Confesso di non aver mai capito perché tante persone siano
convinte che una vacanza divertente significhi mettersi infradito e
occhiali da sole e avanzare come formiche in un traffico infernale fino a
stazioni turistiche rumorose, calde e affollate, per assaggiare un “sapore
locale” che è per definizione rovinato dalla presenza di turisti. Questo potrebbe (come continuano a sottolineare i
miei compagni di festival) essere tutta una questione di personalità e gusti
precostituiti: il fatto che non mi piacciano le stazioni turistiche significa
che non capirò mai la loro attrattiva e di conseguenza sono forse la persona
meno indicata a parlarne (della presunta attrattiva). Ma visto che comunque
questa nota a piè di pagina quasi certamente non sopravvivrà all’editing del
giornale, ecco qua: Per come la vedo io, probabilmente fa davvero bene all’anima
essere un turista, anche solo se una volta ogni tanto. Non bene nel senso di
rigenerante o ravvivante, però piuttosto nel senso di truce, sguardo di
ghiaccio, guardiamo-in -faccia-la realtà-e-ritroviamo-il-modo-di-affrontarla. La
mia esperienza personale non è stata che viaggiare per il Paese ti apra la
mente o ti rilassi, né che i cambiamenti radicali di posto e contesto abbiano
un effetto salutare, bensì che il turismo internazionale sia radicalmente
asfissiante, e umiliante nel modo più duro possibile: ostile alla mia fantasia
di essere un individuo vero, di vivere in qualche modo al di fuori e al di
sopra di tutto. ( E adesso la parte che i miei compagni trovano particolarmente
infelice e repellente, un modo certo per rovinare il divertimento dei viaggi di
piacere:) Essere turisti di massa, per me, significa diventare puri americani
dell’ultimo tipo: alieni, ignoranti, smaniosi di qualcosa che non si potrà mai
avere, delusi come non si potrà mai ammettere di essere. Significa contaminare,
per mero ontologia, quell’incontaminatezza che si è andati a sperimentare.

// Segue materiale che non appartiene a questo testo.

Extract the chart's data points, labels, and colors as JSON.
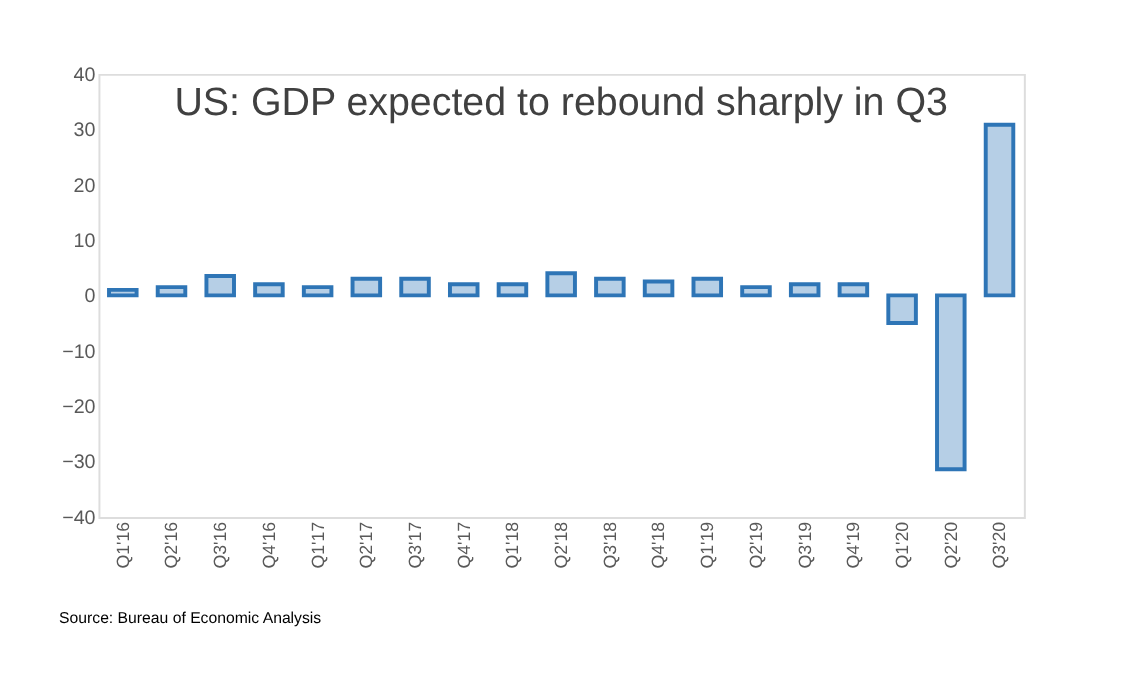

Significa imporre la propria presenza in luoghi che sarebbero, in tutti i sensi
non –economici, migliori e più veri senza di noi. Significa, nelle code e negli
ingorghi, transazione dopo transazione, confrontarsi con una dimensione di se
stessi che è tanto ineluttabile quanto dolorosa: come turisti, diventiamo economicamente
rilevanti ma esistenzialmente deprecabili, insetti su una cosa morta.